Wednesday, August 17, 2011

#43 Kiki Smith



"untitled (hanging woman)" 1992


Kiki Smith is an American who was born in Germany in 1954. She is the daughter of American Sculptor Tony Smith. Kiki grew up in New Jersey. One of her first memories of experimenting with art was helping her father make cardboard models for his geometric shapes. Kiki is among the most significant artists of her generation. She is primarily know as a sculptor but she finds her printmaking as equally important. A reoccurring subject in Smith's work is the body as a receptacle for knowledge, belief and storytelling. In the 1980s Smith started to turn the figurative tradition in sculpture inside out, she did this by creating objects and drawings based on organs, cellular forms and the human nervous system.

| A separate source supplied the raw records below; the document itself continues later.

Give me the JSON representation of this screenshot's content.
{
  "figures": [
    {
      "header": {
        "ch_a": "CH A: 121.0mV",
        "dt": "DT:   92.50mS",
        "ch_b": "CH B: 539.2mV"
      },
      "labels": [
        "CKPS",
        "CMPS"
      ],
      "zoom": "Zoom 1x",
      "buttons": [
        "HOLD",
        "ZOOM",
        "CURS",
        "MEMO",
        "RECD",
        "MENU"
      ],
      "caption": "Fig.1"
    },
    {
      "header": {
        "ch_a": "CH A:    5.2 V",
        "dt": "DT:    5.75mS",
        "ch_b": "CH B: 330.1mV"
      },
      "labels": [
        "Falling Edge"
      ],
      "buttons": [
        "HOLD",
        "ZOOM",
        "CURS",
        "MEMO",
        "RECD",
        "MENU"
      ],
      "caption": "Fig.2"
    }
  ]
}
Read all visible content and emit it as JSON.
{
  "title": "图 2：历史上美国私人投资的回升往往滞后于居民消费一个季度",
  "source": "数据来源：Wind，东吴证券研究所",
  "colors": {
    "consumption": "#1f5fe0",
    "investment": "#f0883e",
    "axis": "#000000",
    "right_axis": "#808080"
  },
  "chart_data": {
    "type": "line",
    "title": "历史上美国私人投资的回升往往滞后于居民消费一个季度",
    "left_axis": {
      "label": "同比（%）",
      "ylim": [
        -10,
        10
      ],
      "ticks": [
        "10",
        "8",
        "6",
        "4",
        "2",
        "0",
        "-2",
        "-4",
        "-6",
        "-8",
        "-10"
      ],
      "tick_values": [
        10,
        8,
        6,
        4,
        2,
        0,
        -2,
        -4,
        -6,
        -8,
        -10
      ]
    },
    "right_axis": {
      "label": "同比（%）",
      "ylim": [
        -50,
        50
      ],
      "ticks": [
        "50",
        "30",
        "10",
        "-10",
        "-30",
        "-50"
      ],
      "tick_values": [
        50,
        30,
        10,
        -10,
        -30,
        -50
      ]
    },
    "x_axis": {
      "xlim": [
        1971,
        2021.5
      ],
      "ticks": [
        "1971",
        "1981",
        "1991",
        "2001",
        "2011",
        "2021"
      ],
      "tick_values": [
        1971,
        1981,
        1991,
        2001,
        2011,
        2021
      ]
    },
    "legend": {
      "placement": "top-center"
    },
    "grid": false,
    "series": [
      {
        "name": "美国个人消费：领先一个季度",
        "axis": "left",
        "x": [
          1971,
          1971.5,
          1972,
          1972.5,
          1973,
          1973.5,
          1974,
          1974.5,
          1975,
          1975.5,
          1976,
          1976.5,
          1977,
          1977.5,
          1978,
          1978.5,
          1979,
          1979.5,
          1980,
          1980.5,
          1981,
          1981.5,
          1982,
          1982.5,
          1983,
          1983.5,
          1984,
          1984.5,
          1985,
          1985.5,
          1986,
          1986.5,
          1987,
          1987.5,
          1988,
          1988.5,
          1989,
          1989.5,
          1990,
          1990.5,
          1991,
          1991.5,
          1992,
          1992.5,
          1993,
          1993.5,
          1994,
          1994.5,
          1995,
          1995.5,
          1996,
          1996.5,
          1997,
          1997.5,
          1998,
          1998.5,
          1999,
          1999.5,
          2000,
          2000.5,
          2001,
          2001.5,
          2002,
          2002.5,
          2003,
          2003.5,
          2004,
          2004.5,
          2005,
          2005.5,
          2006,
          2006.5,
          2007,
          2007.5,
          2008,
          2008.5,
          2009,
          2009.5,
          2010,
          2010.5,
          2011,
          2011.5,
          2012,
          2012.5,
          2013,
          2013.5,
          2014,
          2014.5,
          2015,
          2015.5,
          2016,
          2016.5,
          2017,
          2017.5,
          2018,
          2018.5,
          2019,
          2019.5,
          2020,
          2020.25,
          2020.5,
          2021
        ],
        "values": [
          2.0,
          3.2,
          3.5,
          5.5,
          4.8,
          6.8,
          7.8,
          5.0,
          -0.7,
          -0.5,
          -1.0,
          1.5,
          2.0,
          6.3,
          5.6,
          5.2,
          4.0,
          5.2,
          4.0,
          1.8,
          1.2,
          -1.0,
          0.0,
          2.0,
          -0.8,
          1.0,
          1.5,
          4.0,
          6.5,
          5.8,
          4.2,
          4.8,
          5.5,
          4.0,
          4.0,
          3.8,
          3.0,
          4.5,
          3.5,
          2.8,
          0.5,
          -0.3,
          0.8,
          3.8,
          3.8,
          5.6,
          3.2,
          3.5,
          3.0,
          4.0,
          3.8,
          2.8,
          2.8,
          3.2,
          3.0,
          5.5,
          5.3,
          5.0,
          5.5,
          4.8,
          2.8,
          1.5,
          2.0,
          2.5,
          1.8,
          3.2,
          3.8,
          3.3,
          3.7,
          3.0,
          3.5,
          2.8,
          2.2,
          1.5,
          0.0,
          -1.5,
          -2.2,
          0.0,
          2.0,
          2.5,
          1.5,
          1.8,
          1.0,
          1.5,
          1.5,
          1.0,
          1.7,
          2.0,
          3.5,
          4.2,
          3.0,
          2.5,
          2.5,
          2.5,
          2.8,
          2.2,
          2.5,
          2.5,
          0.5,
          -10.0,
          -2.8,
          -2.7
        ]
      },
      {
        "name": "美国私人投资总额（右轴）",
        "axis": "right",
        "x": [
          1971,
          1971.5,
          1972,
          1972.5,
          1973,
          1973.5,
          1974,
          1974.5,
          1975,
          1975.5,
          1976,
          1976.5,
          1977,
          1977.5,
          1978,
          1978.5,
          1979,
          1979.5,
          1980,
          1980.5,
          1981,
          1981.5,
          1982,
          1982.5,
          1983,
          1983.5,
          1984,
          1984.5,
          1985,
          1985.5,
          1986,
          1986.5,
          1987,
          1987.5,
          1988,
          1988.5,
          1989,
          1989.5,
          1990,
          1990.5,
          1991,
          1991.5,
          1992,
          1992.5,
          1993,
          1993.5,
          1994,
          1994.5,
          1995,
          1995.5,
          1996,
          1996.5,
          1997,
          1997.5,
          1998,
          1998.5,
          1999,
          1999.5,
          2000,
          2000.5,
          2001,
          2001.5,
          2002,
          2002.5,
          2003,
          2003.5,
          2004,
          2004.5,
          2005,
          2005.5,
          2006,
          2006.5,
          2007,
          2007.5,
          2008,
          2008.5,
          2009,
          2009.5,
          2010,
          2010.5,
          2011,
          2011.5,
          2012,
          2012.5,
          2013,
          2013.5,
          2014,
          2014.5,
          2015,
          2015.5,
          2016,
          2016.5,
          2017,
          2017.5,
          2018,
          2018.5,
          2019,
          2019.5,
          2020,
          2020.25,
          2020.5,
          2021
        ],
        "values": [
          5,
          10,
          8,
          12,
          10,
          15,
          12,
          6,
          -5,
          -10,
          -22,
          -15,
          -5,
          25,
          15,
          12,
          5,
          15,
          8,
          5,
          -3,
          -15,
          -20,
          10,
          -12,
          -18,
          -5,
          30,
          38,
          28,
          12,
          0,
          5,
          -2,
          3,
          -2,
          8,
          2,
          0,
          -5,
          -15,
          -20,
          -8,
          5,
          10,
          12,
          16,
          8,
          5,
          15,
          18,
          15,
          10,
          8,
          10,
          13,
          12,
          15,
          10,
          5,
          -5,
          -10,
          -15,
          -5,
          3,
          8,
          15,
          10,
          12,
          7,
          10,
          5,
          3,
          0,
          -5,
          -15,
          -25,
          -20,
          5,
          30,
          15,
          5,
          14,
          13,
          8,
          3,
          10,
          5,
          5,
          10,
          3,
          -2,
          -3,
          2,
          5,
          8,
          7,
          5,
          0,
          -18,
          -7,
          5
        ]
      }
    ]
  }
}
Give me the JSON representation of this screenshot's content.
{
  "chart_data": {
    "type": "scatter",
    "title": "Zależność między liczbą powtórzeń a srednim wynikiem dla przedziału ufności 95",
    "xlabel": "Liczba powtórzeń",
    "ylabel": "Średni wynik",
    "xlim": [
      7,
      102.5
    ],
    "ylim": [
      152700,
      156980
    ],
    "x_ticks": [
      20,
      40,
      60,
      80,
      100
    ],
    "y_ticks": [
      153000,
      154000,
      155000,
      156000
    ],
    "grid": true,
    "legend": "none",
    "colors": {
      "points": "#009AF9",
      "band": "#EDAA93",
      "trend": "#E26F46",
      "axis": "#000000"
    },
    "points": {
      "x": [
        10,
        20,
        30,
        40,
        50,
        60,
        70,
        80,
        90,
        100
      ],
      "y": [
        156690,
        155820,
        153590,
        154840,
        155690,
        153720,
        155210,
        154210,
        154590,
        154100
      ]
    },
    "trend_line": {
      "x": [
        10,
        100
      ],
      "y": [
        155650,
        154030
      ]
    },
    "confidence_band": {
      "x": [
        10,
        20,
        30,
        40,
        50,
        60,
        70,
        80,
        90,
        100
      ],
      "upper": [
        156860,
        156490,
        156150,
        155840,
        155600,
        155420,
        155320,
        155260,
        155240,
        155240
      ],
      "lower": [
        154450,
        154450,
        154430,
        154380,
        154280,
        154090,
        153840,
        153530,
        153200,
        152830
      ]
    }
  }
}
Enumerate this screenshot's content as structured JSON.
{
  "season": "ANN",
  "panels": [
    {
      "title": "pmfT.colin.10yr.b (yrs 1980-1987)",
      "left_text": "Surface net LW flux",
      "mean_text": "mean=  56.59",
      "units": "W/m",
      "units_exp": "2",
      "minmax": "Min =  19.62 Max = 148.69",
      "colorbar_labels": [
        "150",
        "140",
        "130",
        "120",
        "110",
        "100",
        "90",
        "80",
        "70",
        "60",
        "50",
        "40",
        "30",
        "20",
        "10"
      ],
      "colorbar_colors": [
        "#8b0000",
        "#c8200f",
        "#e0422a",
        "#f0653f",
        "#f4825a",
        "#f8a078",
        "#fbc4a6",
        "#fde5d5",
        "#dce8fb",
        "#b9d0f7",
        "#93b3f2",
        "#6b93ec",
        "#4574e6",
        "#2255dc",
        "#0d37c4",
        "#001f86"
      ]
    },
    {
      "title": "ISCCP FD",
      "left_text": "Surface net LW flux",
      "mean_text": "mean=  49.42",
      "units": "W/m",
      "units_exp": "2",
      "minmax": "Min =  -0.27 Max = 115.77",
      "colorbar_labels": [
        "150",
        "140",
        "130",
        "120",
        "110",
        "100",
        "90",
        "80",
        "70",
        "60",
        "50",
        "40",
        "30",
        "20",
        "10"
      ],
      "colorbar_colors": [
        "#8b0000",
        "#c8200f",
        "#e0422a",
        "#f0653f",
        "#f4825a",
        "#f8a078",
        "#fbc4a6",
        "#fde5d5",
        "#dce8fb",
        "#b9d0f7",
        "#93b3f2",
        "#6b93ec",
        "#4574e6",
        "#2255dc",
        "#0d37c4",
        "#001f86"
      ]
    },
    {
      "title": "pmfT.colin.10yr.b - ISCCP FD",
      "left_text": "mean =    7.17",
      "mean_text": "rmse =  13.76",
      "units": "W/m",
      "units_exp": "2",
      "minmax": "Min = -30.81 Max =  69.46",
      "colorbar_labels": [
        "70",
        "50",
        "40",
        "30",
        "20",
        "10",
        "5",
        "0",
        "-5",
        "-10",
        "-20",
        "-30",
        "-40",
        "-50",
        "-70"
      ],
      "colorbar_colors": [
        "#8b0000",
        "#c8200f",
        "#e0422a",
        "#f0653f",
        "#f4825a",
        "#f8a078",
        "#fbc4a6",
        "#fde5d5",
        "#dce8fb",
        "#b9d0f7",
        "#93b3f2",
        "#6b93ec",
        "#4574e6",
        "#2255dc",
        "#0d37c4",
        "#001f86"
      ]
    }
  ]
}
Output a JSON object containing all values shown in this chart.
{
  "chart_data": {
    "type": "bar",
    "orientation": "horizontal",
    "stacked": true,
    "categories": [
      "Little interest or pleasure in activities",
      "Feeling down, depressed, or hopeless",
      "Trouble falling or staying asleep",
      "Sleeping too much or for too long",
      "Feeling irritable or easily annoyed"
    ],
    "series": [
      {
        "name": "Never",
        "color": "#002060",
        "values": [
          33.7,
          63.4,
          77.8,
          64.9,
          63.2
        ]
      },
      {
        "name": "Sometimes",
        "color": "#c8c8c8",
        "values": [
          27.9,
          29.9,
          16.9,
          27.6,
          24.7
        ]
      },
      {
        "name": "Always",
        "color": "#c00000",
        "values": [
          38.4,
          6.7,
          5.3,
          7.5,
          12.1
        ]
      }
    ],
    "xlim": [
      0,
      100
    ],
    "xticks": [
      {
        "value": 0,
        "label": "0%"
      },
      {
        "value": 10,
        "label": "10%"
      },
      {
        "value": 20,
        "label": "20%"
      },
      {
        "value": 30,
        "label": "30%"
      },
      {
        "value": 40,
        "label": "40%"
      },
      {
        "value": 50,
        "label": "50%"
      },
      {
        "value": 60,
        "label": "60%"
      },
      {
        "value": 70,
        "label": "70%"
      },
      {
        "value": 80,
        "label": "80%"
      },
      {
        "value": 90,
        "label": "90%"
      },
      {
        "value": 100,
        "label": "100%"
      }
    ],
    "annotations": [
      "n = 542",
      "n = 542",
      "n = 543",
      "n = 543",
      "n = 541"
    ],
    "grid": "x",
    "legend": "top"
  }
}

This body of work later developed into involving animals, domestic objects and narrative tropes from classical mythology and folktales. Life, death, and resurrection are thematic elements that are presented in Smith's installations and sculptures. In several of Kiki's recent works she included the life of St. Genevieve, patron saint of Paris. In her works such as "Rapture, Wearing the Skin, and Lying with the Wolf", she portrays St. Genevieve communing with the wolf, taking shelter in it's pelt, and being born from it's womb. With her portrayal of St. Genevieve in this way Smith wanted to represent the symbolic relationships between human and animals. In 2001 Smith received the Skowhegan Medal for sculpture. In 2005 she received the Athena Award for Excellence in Printmaking from the Rhode Island School of Design. Kiki was awarded the 50th Edward MacDowell Medal from the MacDowell Colony in 2009. Smith also has work in many prominent Museums such as the Museum of Modern Art, the Walker Art Center, the Whitney Museum of American Art, the Solomon R. Guggenheim Museum, The Metropolitan Museum of Art, and the Museum of Com temporary Art in Los Angeles. Kiki makes her home in New York where she currently lives and works on her art.